People have been saying that with so many funds lagging benchmark they will push into YE to try make some back…
I wonder if we were to get some downside momentum, will they all pile on to try and generate some alpha?
Some times even the sun shines on
a dogs arse.The bears got lucky.
Where is Bernanke now
They look like Key Stone cops right
.We will raise rates,well maybe,maybe
not,is It tSunday ,okay we’ll just sing,
do we all have the same song sheet
is that yes or no
Thanks for the update Bluestar. Always appreciate getting your take. And reading between the lines of this statement is no exception. I’m currently reading The Great Deformation by David Stockman. He is very critical of Greenspan/Bernanke catering to the “Cramerite speculators.” It will be interesting to see if this truly is a change of character where the folks in the Eccles building stop worrying about the market averages.
One other resource I recently found interesting was this chart of the bifurcation in the high yield debt market. It seems debt-financed shale operators are the main culprit for the drop in high yield credit.
Thanks as always
Bluestar: If they break out the Russell to new highs, will you flip the cards over? Thanks, Trader X
The multiplier effect from the energy space will feed into weakness from the rest of the economy. 1/3 of all capex over the last 5 years has come from energy.
Yes i will flip.
fwiw, something I read that isn’t today’s business but it could come home to roost at some point.

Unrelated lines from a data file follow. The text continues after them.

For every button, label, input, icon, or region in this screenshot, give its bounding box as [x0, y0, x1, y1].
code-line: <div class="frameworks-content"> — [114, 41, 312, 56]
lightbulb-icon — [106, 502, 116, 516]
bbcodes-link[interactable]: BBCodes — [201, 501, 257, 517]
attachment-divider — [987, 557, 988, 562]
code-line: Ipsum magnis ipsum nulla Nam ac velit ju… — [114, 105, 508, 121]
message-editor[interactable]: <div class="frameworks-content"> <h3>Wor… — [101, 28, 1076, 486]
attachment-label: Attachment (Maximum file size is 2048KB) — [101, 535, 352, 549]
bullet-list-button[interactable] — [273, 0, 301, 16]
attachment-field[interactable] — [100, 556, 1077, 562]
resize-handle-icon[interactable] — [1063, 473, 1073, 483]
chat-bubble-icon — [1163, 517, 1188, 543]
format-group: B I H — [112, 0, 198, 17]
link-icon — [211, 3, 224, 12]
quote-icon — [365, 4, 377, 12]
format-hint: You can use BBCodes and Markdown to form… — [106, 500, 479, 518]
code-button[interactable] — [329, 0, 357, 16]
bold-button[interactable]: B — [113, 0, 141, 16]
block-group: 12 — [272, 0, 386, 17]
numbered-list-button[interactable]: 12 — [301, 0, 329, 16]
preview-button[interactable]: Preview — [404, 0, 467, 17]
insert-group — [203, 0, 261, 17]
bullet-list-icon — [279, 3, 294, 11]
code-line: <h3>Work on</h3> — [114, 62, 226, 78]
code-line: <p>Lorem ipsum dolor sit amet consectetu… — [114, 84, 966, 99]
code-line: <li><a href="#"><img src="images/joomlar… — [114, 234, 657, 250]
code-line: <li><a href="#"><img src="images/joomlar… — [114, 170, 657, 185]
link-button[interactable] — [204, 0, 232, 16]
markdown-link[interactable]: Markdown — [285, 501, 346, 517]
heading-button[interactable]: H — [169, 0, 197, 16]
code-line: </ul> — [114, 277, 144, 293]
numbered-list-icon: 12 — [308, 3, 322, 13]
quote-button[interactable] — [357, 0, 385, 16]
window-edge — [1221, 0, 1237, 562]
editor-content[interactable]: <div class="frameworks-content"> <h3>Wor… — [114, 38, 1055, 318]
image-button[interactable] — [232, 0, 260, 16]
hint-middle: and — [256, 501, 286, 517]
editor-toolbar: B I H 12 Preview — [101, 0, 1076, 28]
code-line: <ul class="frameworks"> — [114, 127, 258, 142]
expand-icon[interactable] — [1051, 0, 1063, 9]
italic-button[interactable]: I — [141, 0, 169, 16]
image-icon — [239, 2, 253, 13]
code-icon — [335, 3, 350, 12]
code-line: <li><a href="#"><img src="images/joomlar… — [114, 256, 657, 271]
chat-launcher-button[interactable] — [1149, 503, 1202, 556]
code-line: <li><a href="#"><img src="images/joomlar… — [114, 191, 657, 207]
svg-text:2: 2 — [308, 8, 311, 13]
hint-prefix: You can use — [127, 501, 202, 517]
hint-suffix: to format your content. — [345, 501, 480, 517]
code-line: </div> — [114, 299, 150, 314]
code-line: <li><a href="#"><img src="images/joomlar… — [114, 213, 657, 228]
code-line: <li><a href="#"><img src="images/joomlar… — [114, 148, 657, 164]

“Meanwhile, there has been a HUGE amount of low grade debt piled up chasing the “fracking miracle”. Everyone and his cousin piled on leverage to take advantage of the tertiary oil and gas recovery boom. That was fine with $100+ oil prices and $6 gas prices. But, a lot of that “sub prime” debt is looking shaky with oil below $75 and likely headed below $65. This is based partly on an assumption that the Saudis feel a threat from high cost “fracking” and want to run that potential competition out of business. Below $70, much of the “fracking” risk/reward equation collapses. It might be possible that “fracking debt” becomes this cycle’s sub prime mortgage debt in the sense that the stuff got securitized and stuffed into places it doesn’t belong. We all know about sub prime auto debt and student loan debt, etc. but the “fracking debt” has seen little discussion so its size and complexity seems to be a great secret.”
Looks like China just jammed a binky down the markets throat!
One Fed taketh away das Blinky, another Fed giveth back das Blinky. It’s a really tough game to game the giveth & taketh of das Blinky’s and mostly particularly on the short side.
That’s why it’s a terrible bet
The market like women likes em long.
That being said its much harder being a
a short as you have to work twice as hard.
BlueStar? You there?
i have been busy with other things. will post soon. I was not expecting ECB, BOJ and China bazookas. I have been wrong for now.